Spreading the Gospel message in a changing world requires innovation and creativity. With increasing numbers of the population in the U.S. no longer claiming a religious denomination, ministries such as Redeemer Radio must seek new methods of reaching out to these people, especially the younger generations.
This year, Redeemer Radio began testing these new methods and will continue to institute changes in the new year. Cindy Black, executive director of Redeemer Radio, addressed some of those changes.
Black stated that in the past, the great need in Catholic radio was to teach apologetics so that the average Catholic could defend the faith against Protestant objections. That mission has morphed into finding a way for Catholics to share “with a secular world why we have hope, why we affirm the dignity of every human person, why we are involved in politics and issues of justice,” said Black.
She described what she called “the new apologetics” as demonstrating to young people who feel left out of the Church that they do belong to the family of God and His Church on earth; that Catholicism goes beyond a set of rules to knowing the love of Christ; and taking His love to others.
“We’re really hoping to help our listeners see what that looks like; that every person is on their unique journey to God. We want to journey with them wherever they are and accompany them, which is what Pope Francis has built his pontificate on. We want to accompany them along the way.”
To do this and to better utilize airtime and listeners’ support, Redeemer Radio plans to broadcast various podcasts in the morning, hoping to catch new listeners who are driving to work or school each day. To bring these podcasts to radio audiences the station will open up the 8 a.m.-1 p.m. time slot, melding podcasts of different lengths together to create a cohesive lineup that fits the allotted time frame.
The advantage of using podcasts over traditional radio programs is that podcasts are not limited to the hour or half-hour time frame to which live airtime restricts a show, which can either force a host to continue talking beyond what is necessary or cut time short even if a topic is not fully covered. In podcasts, only the amount of time needed to discuss the topic thoroughly is required, thereby shaving unnecessary filler while allowing enough time for a comprehensive conversation.
In a nutshell, “There’s a lot of really great content that isn’t making it to Catholic radio because of the time constraints that traditional radio has,” Black explained. “So many people are attracted to podcasts because you get the good content without all the extra stuff.”
Some of Redeemer Radio’s preferred podcasts are produced by Catholic News Agency, such as “CNA Newsroom” and “CNA Editor’s Desk.” These focus on current events and feature different guests and topics relevant to the season.

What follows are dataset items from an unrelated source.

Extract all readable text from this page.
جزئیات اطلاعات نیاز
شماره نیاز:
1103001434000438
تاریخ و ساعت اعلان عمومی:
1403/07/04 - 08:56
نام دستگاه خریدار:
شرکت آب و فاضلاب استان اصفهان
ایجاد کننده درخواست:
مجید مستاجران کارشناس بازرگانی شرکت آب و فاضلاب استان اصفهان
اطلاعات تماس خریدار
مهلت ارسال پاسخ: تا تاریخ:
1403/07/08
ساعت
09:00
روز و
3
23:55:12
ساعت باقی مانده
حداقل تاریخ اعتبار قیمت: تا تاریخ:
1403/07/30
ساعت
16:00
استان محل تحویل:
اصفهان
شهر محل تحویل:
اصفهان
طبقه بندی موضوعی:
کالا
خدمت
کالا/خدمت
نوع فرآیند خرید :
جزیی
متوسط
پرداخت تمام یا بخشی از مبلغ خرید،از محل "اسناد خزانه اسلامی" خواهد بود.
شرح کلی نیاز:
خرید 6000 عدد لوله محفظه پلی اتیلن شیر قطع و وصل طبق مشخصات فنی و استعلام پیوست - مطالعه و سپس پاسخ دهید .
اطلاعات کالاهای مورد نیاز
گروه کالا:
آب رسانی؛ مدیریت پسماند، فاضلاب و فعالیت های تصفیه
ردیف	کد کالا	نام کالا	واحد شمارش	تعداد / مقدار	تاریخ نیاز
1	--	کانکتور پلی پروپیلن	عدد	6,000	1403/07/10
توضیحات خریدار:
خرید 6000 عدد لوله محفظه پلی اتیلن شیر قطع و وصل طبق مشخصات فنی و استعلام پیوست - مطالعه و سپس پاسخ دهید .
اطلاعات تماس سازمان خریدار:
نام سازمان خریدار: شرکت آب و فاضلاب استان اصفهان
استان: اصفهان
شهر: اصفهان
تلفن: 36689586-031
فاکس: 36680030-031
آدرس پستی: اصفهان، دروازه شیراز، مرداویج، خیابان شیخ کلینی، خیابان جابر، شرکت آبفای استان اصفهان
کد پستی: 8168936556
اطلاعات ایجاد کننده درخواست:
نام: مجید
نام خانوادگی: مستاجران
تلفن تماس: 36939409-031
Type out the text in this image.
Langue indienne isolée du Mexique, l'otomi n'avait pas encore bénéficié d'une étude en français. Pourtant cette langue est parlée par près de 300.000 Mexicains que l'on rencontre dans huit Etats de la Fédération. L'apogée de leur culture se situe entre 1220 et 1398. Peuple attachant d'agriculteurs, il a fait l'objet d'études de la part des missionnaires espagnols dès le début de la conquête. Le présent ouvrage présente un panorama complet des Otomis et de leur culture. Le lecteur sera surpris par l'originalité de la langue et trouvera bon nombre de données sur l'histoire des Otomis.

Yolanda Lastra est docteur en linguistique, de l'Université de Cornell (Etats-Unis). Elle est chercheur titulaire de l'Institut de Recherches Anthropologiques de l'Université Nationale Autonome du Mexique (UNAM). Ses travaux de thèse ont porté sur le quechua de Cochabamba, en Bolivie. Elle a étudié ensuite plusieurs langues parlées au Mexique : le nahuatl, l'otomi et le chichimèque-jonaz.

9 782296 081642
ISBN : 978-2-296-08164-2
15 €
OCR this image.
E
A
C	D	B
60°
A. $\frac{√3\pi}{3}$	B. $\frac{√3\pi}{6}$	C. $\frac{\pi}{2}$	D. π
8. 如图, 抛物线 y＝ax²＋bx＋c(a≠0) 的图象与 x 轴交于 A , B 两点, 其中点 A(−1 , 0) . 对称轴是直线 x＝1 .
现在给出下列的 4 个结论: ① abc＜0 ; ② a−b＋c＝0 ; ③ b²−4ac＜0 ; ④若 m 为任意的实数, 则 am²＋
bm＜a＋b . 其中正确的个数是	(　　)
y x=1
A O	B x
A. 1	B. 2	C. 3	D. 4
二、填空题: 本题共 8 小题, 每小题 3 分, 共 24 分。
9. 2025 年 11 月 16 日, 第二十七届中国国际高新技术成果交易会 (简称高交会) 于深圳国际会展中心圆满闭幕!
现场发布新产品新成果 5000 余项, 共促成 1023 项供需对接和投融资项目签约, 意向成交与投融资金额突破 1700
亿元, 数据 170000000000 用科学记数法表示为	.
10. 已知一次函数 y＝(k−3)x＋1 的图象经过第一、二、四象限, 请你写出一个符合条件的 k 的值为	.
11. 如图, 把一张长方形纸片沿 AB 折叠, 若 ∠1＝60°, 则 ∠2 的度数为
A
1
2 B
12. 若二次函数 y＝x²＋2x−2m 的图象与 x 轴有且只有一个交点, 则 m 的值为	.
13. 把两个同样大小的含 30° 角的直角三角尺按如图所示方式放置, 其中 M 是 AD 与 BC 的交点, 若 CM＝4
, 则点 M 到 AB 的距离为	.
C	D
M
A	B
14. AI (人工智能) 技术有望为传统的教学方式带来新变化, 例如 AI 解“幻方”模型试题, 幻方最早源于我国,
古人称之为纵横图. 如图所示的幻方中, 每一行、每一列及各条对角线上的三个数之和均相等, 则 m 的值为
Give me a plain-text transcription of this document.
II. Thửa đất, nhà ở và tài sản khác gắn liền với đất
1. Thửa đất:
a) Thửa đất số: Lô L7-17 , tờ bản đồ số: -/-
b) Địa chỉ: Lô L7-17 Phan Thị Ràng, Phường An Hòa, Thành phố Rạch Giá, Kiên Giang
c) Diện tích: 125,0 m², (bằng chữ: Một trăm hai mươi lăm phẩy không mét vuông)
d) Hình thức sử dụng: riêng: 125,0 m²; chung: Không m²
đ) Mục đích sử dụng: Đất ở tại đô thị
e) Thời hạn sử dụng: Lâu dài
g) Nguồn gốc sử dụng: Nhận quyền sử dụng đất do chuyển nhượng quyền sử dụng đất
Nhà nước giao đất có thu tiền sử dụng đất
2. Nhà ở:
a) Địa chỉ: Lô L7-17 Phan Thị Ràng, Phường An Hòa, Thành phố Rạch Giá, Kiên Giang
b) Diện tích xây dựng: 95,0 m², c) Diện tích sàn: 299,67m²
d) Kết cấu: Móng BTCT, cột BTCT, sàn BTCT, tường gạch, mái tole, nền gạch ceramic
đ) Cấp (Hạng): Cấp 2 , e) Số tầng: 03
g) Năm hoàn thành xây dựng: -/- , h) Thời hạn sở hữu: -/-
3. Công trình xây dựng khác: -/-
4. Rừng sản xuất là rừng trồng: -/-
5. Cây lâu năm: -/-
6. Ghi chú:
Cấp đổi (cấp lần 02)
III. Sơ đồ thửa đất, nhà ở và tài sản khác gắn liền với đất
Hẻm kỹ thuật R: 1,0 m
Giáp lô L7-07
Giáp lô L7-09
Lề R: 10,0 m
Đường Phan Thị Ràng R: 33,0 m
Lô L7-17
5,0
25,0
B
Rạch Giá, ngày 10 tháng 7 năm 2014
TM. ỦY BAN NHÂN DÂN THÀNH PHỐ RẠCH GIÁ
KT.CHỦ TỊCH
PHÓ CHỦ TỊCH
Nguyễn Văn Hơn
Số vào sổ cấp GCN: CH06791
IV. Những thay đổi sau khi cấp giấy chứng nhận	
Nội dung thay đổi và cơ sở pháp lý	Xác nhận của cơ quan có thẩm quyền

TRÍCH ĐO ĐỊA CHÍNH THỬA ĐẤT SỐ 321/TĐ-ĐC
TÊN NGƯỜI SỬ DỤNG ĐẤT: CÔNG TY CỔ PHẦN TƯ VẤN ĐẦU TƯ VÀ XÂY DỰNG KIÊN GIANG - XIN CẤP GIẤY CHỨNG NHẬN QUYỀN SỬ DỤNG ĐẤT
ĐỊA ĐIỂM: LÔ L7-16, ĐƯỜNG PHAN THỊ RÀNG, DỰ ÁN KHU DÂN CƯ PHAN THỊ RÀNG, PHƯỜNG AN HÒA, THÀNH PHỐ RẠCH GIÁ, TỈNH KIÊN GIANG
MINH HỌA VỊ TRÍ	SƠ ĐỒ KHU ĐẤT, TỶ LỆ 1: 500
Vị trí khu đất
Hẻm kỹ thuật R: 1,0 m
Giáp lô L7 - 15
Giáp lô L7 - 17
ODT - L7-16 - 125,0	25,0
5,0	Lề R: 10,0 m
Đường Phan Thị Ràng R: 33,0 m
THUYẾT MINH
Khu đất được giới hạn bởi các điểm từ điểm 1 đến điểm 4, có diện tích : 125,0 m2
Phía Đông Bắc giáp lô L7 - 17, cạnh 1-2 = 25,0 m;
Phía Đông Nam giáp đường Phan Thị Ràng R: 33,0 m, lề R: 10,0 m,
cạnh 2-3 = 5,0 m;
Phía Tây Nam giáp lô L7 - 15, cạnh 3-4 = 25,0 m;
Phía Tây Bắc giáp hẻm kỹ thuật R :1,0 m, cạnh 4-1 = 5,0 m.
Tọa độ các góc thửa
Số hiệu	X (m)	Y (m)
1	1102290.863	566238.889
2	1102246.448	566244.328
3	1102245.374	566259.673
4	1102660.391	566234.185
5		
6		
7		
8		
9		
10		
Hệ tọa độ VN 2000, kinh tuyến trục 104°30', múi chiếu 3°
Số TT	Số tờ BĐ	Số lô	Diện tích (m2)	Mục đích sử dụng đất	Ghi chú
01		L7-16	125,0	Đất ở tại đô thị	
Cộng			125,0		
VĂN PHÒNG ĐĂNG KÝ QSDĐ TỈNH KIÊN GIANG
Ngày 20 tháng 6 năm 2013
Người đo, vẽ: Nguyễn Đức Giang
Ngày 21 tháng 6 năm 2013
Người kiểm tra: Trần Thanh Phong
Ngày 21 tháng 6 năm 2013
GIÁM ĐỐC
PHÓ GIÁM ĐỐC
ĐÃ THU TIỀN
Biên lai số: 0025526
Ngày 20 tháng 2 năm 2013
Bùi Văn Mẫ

Many familiar programs will remain in the lineup, however, to help listeners deepen their faith life and learn more about the truths of Catholicism. “We are making sure there’s a balance of good instructional programming. We hear from both strong, faithful Catholic listeners and seekers that ‘Called to Communion’ and ‘Catholic Answers’ really do strengthen their faith but also answers those questions they have.”
Local programs listeners have become familiar with, such as “Truth in Charity with Bishop Rhoades” and “Doctor, Doctor,” will remain in the noontime position — though these could start a few minutes later on various days, depending on the run time of previous podcasts.
Redeemer Radio hopes to launch the new podcast blocks on Jan. 4. Black recommended that listeners “give it a bit of a chance; the Holy Spirit might be leading them in a way that they haven’t been led by other programming.”
Adjustments at the station have been underway since Kyle Heimann announced he was taking a leave of absence this summer to pursue a potential ministry for Catholic Creatives. Instead of “The Kyle Heimann Show” in the mornings, “The Daily Refill,” produced by Andrea Serrani, has been broadcast in that time slot.
“The Daily Refill” is a mix of local interest pieces blended with programs that target a broader audience, such as “The Messy Family Project,” with Mike and Alicia Hernon, covering topics on family life; and “Ask Christopher West,” which focuses on Theology of the Body questions. Serrani links common topics, keeping the day’s theme relevant to the time of year or current events to create an hour-long show. After an episode airs, she posts it to the Redeemer Radio website each day for those who want to go back and listen on their own time.
“That’s kind of a sample prototype of what’s to come in some of the other podcast blocks,” Black noted.
As for the question of Heimann’s return, Black was pleased to report that he is still a part of the Redeemer Radio ministry and currently produces seven podcasts a week.
In the future, Black hopes to see Redeemer Radio become a source for relevant, well-produced and, most importantly, faithful Catholic content even beyond the Diocese of Fort Wayne-South Bend.
“Redeemer Radio is expanding. God is calling us to try some different things with the radio towers, and we have a really engaged Catholic audience that give us feedback so we want to be able to test some of these shows and see what people want more of. But we also see ourselves growing.”
She expects the station’s own growth to encourage the spiritual growth of both Catholics and non-Catholics alike, helping them to “recognize that longing; that God-shaped hole in our hearts, which can only be filled through Him.”
“We want to bring to the radio stories of that self-reciprocal love that we all long for, in hopes that we all grow closer to Christ.”